Been homeless in Phoenix a couple times. Best way to go about this is as follows:
There’s a ton of labor jobs (as mentioned above) that pay cash daily, usually under the table. You can show up for work in whatever the Hell nasty clothes you woke up in, no need to shower, shave, none of that. Of course, I was just about the cleanest crusty in Central Phoenix (used to wash my clothes in the park I slept in, or in a nearby mall, same with bathing), I used the cash I scraped up hunting coins in closed drive-throughs (people drop their change and don’t bother to pick it up) to buy soap and shampoo and razors and tobacco (gotta smoke, man. Gotta smoke). I got to know people in a Denny’s that would feed me for vacuuming the joint and doing their sidework, etc. Of course, I was homeless because I wanted to be, so I didn’t really look at getting a place to stay until I got pneumonia. But here’s a breakdown, 'cuz I got off on this tangent…
Work in the aforementioned job. Use some of that cash to get a place at the YMCA, and a couple changes of clothes from the thrift store.
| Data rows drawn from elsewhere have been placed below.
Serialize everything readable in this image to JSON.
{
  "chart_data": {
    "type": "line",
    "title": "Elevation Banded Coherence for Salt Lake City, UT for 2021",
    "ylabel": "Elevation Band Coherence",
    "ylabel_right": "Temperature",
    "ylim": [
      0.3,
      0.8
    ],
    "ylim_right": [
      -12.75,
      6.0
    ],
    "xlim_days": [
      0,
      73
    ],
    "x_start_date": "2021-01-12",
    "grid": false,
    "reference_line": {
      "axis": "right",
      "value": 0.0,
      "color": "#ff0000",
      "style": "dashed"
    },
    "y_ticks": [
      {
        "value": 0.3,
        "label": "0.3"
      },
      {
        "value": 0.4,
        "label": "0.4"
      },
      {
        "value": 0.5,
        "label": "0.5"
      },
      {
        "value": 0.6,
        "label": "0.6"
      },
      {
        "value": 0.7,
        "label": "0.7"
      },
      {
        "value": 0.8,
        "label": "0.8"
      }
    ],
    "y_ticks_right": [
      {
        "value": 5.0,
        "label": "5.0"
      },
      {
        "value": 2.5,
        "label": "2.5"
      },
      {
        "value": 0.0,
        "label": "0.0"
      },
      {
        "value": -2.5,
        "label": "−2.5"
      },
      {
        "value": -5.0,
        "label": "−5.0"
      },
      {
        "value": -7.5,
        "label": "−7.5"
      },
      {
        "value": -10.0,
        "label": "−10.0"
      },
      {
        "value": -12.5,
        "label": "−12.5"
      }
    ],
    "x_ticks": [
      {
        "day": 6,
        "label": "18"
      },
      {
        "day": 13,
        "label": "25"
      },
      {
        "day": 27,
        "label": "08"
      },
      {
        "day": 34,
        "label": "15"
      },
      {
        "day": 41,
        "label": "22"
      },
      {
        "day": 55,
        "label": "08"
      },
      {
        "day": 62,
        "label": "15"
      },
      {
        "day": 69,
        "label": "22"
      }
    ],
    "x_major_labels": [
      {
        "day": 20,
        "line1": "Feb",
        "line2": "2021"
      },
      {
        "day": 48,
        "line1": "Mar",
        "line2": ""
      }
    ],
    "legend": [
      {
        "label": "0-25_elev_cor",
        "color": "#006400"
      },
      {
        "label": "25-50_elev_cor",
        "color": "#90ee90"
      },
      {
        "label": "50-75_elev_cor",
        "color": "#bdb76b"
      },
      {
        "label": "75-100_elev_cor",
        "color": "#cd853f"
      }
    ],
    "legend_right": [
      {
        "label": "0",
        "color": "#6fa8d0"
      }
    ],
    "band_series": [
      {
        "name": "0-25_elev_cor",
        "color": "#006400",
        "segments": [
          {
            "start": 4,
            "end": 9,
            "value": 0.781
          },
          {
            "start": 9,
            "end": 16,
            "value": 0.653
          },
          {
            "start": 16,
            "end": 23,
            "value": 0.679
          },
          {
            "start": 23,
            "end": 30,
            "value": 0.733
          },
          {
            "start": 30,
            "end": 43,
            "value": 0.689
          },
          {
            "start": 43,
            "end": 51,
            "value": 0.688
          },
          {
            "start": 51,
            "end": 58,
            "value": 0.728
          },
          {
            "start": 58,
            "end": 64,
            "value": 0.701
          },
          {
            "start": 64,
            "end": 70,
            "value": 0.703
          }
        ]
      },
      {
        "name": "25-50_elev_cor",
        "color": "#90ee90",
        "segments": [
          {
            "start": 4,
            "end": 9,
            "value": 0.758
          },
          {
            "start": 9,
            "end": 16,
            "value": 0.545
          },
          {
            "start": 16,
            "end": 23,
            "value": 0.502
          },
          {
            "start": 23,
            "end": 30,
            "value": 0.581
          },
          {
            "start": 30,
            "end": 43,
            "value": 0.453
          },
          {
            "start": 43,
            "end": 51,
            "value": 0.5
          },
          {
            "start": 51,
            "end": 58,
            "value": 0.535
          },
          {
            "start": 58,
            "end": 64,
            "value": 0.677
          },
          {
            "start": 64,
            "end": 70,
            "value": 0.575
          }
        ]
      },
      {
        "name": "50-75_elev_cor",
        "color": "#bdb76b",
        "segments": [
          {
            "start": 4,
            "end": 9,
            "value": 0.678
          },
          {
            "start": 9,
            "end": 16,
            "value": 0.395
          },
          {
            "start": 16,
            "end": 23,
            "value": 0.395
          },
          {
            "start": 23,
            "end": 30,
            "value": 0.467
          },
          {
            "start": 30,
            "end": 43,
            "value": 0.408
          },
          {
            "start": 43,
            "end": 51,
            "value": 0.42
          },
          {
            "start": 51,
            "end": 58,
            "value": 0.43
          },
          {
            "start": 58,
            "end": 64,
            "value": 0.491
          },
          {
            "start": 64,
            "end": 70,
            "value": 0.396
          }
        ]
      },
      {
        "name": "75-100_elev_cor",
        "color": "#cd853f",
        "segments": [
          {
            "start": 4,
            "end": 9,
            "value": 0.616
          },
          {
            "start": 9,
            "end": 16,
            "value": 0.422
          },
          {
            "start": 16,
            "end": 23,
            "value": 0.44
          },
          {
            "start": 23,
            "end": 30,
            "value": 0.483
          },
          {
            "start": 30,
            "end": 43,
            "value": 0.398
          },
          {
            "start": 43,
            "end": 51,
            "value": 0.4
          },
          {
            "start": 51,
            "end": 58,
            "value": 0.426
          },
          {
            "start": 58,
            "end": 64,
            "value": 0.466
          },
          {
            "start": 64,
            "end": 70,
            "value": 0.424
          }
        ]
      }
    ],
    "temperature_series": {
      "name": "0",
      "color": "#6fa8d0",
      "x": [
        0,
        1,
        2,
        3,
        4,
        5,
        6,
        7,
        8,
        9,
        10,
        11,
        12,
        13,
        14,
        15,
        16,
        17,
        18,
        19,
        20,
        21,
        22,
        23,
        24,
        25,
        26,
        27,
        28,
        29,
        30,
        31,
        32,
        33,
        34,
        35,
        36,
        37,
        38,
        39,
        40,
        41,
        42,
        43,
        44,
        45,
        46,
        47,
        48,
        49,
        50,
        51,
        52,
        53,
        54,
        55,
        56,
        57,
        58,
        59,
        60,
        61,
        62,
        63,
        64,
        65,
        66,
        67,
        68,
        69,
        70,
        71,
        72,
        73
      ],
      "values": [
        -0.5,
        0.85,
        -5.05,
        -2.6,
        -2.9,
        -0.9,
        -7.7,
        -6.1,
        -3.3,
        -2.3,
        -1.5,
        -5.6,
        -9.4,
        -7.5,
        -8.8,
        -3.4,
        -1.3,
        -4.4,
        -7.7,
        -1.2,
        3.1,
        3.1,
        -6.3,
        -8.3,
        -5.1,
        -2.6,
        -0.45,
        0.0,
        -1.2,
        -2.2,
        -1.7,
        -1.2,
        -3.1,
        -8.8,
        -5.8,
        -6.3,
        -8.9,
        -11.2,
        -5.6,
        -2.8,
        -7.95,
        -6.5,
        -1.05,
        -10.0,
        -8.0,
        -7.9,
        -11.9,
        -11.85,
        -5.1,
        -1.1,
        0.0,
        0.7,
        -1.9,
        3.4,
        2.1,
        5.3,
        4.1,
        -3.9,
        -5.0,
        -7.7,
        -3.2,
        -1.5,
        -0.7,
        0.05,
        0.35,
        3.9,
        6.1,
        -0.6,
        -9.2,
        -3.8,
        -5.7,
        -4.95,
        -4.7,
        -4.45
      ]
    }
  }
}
You can live on next to nothing for food, both in expenses and actual volume of food. Once you get a halfway presentable wardrobe (nothing fancy, just don’t look like a crusty), you can scale up to a better job, 'cuz now you have a fixed address. From there, use the money to become steadily more presentable, and get steadily better jobs, to get a steadily better place to live, and before you know it, you’re back to the middle class.
Few and far between. In 1980, Rangely Colorado was an oil-boom town and you could legitimately sit in front of the town’s single deli at the crack of dawn and folks would drive up in pickups and ask if you wanted to work, and would pay you at the end of the day if you did. (No guarantee of the next day’s work, but for awhile it really was a labor-supply-side economics kind of town. There was more need of workers than there were workers available to do the work).
If you’re homeless, and you hear of such a place, head for it. But when the economy is akin to today’s there won’t be many such places.
Day work remains a constant here. There are several places in my part of town where, at 7:00 or so in the morning, you’ll see anywhere from 5-20 guys in work clothes standing around at, say, a closed liquor store parking lot, in work clothes (a lot of painters’ pants in attendance), some drinking coffee, waiting for the van or crewcab to show up.
A lot of these guys live in the neighborhood and do this for long stretches of time, while also keeping an eye out for better work. They’re regular folks, with wives, kids, apartments, etc.